Wilier Triestina Leverages Aero Expertise with New Road Model
Atlanta, GA (Summer/Fall 2009) – The Wilier Triestina 2010 Imperiale represents another milestone in the company’s design innovations, as well as its expertise in the field of airflow management. The sculpted lines of both frame and fork bear witness of the growing emphasis on aerodynamics in road bike development, and the company continues to take full advantage of ongoing advances in carbon composites and manufacturing processes.
Internationally acclaimed aerodynamics expert and trusted partner in the Imperiale project, John Cobb, likes to point out that making a bike aerodynamic requires more thought and research than simply ovalizing tubes or attempting to “hide” or integrate components. “It’s all about managing airflow,” explains Cobb. “If you try beat or cheat the air, you’ve already lost the battle.”
As designer of Wilier’s groundbreaking 2008/2009 Cento Crono, and the new Cento1 Crono and Tri Crono TT bikes, the company once again sought Cobb’s advice on three areas that drastically influence air’s behavior, especially in crosswinds: “Wilier asked me to provide input toward the design of the Imperiale’s head tube, down tube and seat cluster,” specified Cobb. “These are three key areas that represent ‘opportunities’ for a bike to direct airflow in an efficient manner past wheels, the rider and the rest of the bike.”

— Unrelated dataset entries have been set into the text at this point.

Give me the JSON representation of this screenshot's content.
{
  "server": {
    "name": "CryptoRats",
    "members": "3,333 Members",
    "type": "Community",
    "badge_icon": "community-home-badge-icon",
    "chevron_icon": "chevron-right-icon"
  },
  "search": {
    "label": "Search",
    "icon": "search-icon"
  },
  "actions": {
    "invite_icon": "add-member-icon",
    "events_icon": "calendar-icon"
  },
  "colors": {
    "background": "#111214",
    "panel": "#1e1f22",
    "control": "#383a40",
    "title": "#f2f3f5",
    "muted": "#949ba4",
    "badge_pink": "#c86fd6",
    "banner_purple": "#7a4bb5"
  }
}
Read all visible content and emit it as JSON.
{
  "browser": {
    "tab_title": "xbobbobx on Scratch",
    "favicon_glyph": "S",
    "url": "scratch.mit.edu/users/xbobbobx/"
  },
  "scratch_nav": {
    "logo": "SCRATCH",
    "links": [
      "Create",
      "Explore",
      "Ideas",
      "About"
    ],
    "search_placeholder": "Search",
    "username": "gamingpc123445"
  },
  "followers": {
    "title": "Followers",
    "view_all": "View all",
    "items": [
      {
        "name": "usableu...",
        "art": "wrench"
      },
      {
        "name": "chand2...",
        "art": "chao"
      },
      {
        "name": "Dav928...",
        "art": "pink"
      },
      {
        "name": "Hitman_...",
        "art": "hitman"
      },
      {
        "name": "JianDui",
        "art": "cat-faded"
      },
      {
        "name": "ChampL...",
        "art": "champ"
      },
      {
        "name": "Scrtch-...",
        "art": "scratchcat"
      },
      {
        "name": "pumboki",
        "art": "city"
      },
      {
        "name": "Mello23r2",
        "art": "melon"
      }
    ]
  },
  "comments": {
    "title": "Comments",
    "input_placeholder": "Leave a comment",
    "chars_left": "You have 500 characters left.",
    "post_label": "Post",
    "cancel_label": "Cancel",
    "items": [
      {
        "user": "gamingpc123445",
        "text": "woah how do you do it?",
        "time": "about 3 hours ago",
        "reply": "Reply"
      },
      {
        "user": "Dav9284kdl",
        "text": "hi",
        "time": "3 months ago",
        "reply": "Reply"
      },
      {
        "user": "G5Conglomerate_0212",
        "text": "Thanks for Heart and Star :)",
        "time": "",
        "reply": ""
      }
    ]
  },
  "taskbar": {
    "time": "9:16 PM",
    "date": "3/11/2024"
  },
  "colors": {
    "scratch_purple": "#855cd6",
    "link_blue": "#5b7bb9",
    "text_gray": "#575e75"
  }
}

The rear triangle, integrated airfoil seatmast and conjoining of the bottom bracket and chainstays were researched, developed and tested by Wilier’s product development and engineering staff, drawing heavily from experience in the development of both the company’s award-winning Cento1 road model and its Crono TT series. Angelo Cilli, Founder and President of Wilier Triestina USA, said, “We had all sorts aerodynamics research to draw from and are also working with the best carbon fiber in the world. Our customers and resellers always talk about how it must ‘ride like a Wilier,’ so it had to ride like the best road bike – responsive, lightweight and strong. The challenge was designing an aero road bike that wouldn’t sacrifice those three things, which have made us successful. I think we’ve definitely achieved that.”
Wilier engineers explained that honing in on the right combination of tubing shapes, structural orientation of tubing and directional carbon fiber layups made it possible to reduce frontal area, more optimally direct airflow and ensure lateral rigidity. The reinforced construction at strategic points along the Imperiale’s tubing, fork and rear triangle have made it possible to attain desired frame stiffness and aerodynamics while keeping the frame lightweight and responsive.
The Imperiale boasts the same bottom bracket design concept as the Cento1: reinforced, oversize dimensions and fuller integration of prominent industry standard cranksets. The seat stays are joined at the aerodynamic seat tube that directs airflow around and past the rear wheel, maximizing stability and contributing to the bike’s distinctive look.
In the US, the Imperiale frameset will cost $2,899. A complete Imperiale with Ultegra build kit – Ultegra 6700, Fulcrum R5 wheelset and Ritchey Pro bar/stem – is priced at $3,899. It will be available in both color options: Carbon/Red and White/Silver. The company is anticipating broad availability in early November, 2009.